Designing experimental conditions to use the Lotka-Volterra model to infer tumor cell line interaction types

TL;DR

This study evaluates how different experimental designs impact the ability of the Lotka-Volterra model to accurately infer interaction types between tumor cell lines, emphasizing the effectiveness of parallel calibration.

Contribution

It introduces and compares three experimental designs for inferring tumor cell interactions using the Lotka-Volterra model, identifying the parallel design as most effective.

Findings

Parallel calibration yields the best predictive power.

Design choice significantly affects interaction inference accuracy.

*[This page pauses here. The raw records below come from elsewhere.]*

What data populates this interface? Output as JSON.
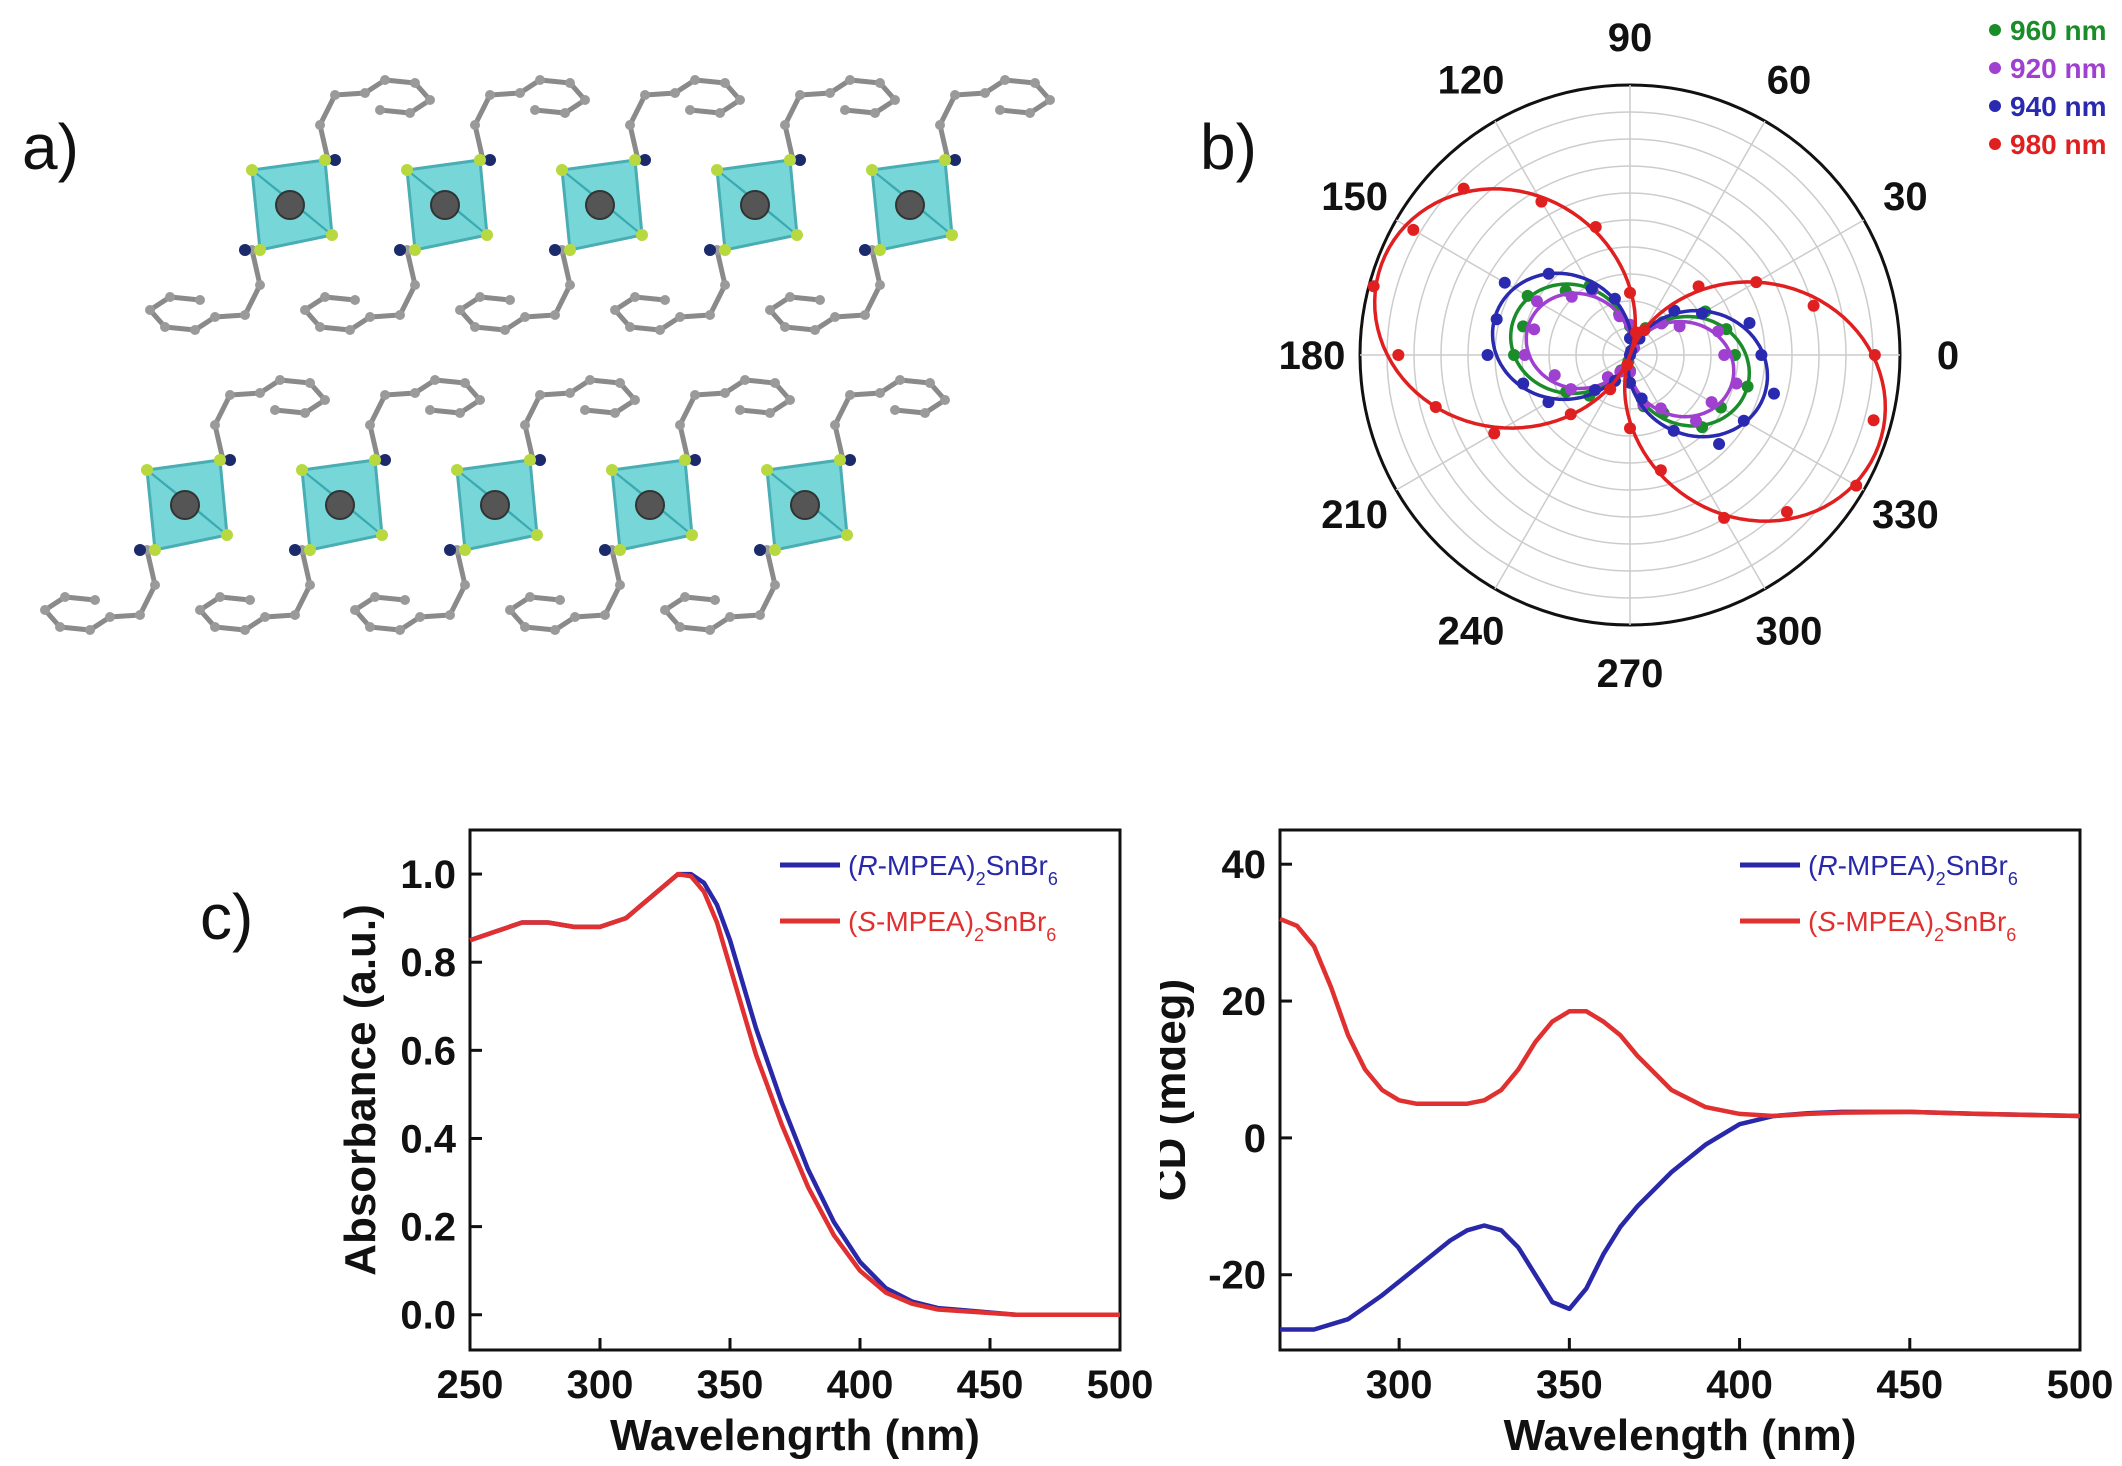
{
  "panel_labels": {
    "a": "a)",
    "b": "b)",
    "c": "c)"
  },
  "chart_data": [
    {
      "panel": "b",
      "type": "polar",
      "angle_unit": "degrees",
      "angle_ticks": [
        "0",
        "30",
        "60",
        "90",
        "120",
        "150",
        "180",
        "210",
        "240",
        "270",
        "300",
        "330"
      ],
      "grid": true,
      "legend_position": "top-right",
      "series": [
        {
          "name": "960 nm",
          "color": "#1a8c2a",
          "amplitude": 0.46,
          "orientation_deg": 165
        },
        {
          "name": "920 nm",
          "color": "#a040d0",
          "amplitude": 0.4,
          "orientation_deg": 165
        },
        {
          "name": "940 nm",
          "color": "#2a2ab0",
          "amplitude": 0.53,
          "orientation_deg": 165
        },
        {
          "name": "980 nm",
          "color": "#e02020",
          "amplitude": 1.0,
          "orientation_deg": 160
        }
      ]
    },
    {
      "panel": "c-left",
      "type": "line",
      "xlabel": "Wavelengrth (nm)",
      "ylabel": "Absorbance (a.u.)",
      "xlim": [
        250,
        500
      ],
      "ylim": [
        -0.08,
        1.1
      ],
      "xticks": [
        "250",
        "300",
        "350",
        "400",
        "450",
        "500"
      ],
      "yticks": [
        "0.0",
        "0.2",
        "0.4",
        "0.6",
        "0.8",
        "1.0"
      ],
      "legend_position": "top-right",
      "series": [
        {
          "name_prefix": "(",
          "name_italic": "R",
          "name_mid": "-MPEA)",
          "name_sub1": "2",
          "name_mid2": "SnBr",
          "name_sub2": "6",
          "color": "#2828a8",
          "x": [
            250,
            260,
            270,
            280,
            290,
            300,
            310,
            320,
            330,
            335,
            340,
            345,
            350,
            355,
            360,
            370,
            380,
            390,
            400,
            410,
            420,
            430,
            440,
            450,
            460,
            480,
            500
          ],
          "y": [
            0.85,
            0.87,
            0.89,
            0.89,
            0.88,
            0.88,
            0.9,
            0.95,
            1.0,
            1.0,
            0.98,
            0.93,
            0.85,
            0.75,
            0.65,
            0.48,
            0.33,
            0.21,
            0.12,
            0.06,
            0.03,
            0.015,
            0.01,
            0.005,
            0.0,
            0.0,
            0.0
          ]
        },
        {
          "name_prefix": "(",
          "name_italic": "S",
          "name_mid": "-MPEA)",
          "name_sub1": "2",
          "name_mid2": "SnBr",
          "name_sub2": "6",
          "color": "#e03030",
          "x": [
            250,
            260,
            270,
            280,
            290,
            300,
            310,
            320,
            330,
            335,
            340,
            345,
            350,
            355,
            360,
            370,
            380,
            390,
            400,
            410,
            420,
            430,
            440,
            450,
            460,
            480,
            500
          ],
          "y": [
            0.85,
            0.87,
            0.89,
            0.89,
            0.88,
            0.88,
            0.9,
            0.95,
            1.0,
            0.995,
            0.96,
            0.89,
            0.79,
            0.69,
            0.59,
            0.43,
            0.29,
            0.18,
            0.1,
            0.05,
            0.025,
            0.012,
            0.008,
            0.004,
            0.0,
            0.0,
            0.0
          ]
        }
      ]
    },
    {
      "panel": "c-right",
      "type": "line",
      "xlabel": "Wavelength (nm)",
      "ylabel": "CD (mdeg)",
      "xlim": [
        265,
        500
      ],
      "ylim": [
        -31,
        45
      ],
      "xticks": [
        "300",
        "350",
        "400",
        "450",
        "500"
      ],
      "yticks": [
        "-20",
        "0",
        "20",
        "40"
      ],
      "legend_position": "top-right",
      "series": [
        {
          "name_prefix": "(",
          "name_italic": "R",
          "name_mid": "-MPEA)",
          "name_sub1": "2",
          "name_mid2": "SnBr",
          "name_sub2": "6",
          "color": "#2828a8",
          "x": [
            265,
            275,
            285,
            295,
            305,
            315,
            320,
            325,
            330,
            335,
            340,
            345,
            350,
            355,
            360,
            365,
            370,
            380,
            390,
            400,
            410,
            420,
            430,
            450,
            470,
            500
          ],
          "y": [
            -28,
            -28,
            -26.5,
            -23,
            -19,
            -15,
            -13.5,
            -12.8,
            -13.5,
            -16,
            -20,
            -24,
            -25,
            -22,
            -17,
            -13,
            -10,
            -5,
            -1,
            2,
            3.2,
            3.6,
            3.8,
            3.8,
            3.5,
            3.2
          ]
        },
        {
          "name_prefix": "(",
          "name_italic": "S",
          "name_mid": "-MPEA)",
          "name_sub1": "2",
          "name_mid2": "SnBr",
          "name_sub2": "6",
          "color": "#e03030",
          "x": [
            265,
            270,
            275,
            280,
            285,
            290,
            295,
            300,
            305,
            310,
            320,
            325,
            330,
            335,
            340,
            345,
            350,
            355,
            360,
            365,
            370,
            380,
            390,
            400,
            410,
            420,
            430,
            450,
            470,
            500
          ],
          "y": [
            32,
            31,
            28,
            22,
            15,
            10,
            7,
            5.5,
            5,
            5,
            5,
            5.5,
            7,
            10,
            14,
            17,
            18.5,
            18.5,
            17,
            15,
            12,
            7,
            4.5,
            3.5,
            3.2,
            3.5,
            3.7,
            3.8,
            3.5,
            3.2
          ]
        }
      ]
    }
  ]
}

Model performance varies when applied to spatially-resolved cellular automaton data.

Abstract

The Lotka-Volterra model is widely used to model interactions between two species. Here, we generate synthetic data mimicking competitive, mutualistic and antagonistic interactions between two tumor cell lines, and then use the Lotka-Volterra model to infer the interaction type. Structural identifiability of the Lotka-Volterra model is confirmed, and practical identifiability is assessed for three experimental designs: (a) use of a single data set, with a mixture of both cell lines observed over time, (b) a sequential design where growth rates and carrying capacities are estimated using data from experiments in which each cell line is grown in isolation, and then interaction parameters are estimated from an experiment involving a mixture of both cell lines, and (c) a parallel experimental design where all model parameters are fitted to data from two mixtures simultaneously. In addition to assessing each design for practical identifiability, we investigate how the predictive power of the model-i.e., its ability to fit data for initial ratios other than those to which it was calibrated-is affected by the choice of experimental design. The parallel calibration procedure is found to be optimal and is further tested on in silico data generated from a spatially-resolved cellular automaton model, which accounts for oxygen consumption and allows for variation in the intensity level of the interaction between the two cell lines. We use this study to highlight the care that must be taken when interpreting parameter estimates for the spatially-averaged Lotka-Volterra model when it is calibrated against data produced by the spatially-resolved cellular automaton model, since baseline competition for space and resources in the CA model may contribute to a discrepancy between the type of interaction used to generate the CA data and the type of interaction inferred by the LV model.